The industry charged with tackling major challenges like poverty has no way to measure its impact. It typically measures, and pays for, inputs such as money raised, meals served, coats donated, etc. — indicators of how much of the problem we’re managing rather than solving. Yet nonprofits should be gauging outputs — whether they empower people to transform their lives.
Sadly, many nonprofits don’t know how to measure those all-important outcomes. I think it’s time for a new measurement system that not only tells us whether the social sector works well but actually makes the social sector more efficient and effective.
It’s remarkable that the nonprofit industry has gotten this far without an effective measurement system. The social sector has grown by leaps and bounds in recent decades, to the point that as of 2020, it’s the third-largest employer in America. We’ve never spent more money or hired more people to tackle poverty, addiction and other pressing crises. Yet at the same time, economic mobility is down, poverty has barely budged in 50 years and deaths of despair are higher than ever. It seems clear that our industry isn’t making much headway.
Studies of specific social-sector groups and projects provide further insight. A review by Arnold Ventures of over 3,000 rigorously tested, evidence-based programs in the U.S. found only 14 nonprofit programs that met the highest standard of success, what they label as top tier, and only 60 had strong evidence of a positive impact whatsoever — just 2%. Other studies reach similar conclusions.
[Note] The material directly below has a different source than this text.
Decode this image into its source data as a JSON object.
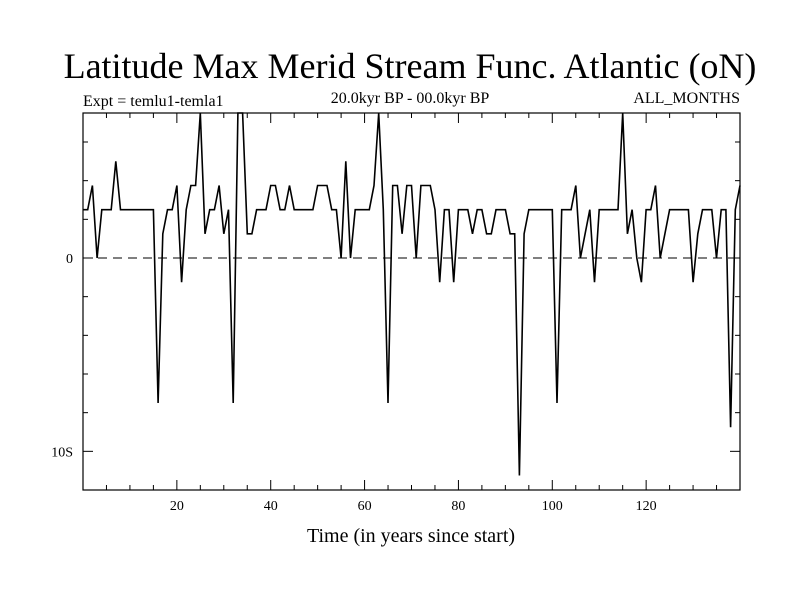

For instance, Mathematica and the federal government found (download required) that the government's many job-training programs did not show significant improvements in earnings — private research (paywall) also supports the ineffectiveness of such training.
Creating a social sector measurement system is arguably the industry’s most urgent need. But where to start? By taking a page out of the for-profit book and relentlessly focusing on the customer — the people dealing with the problems a nonprofit hopes to solve.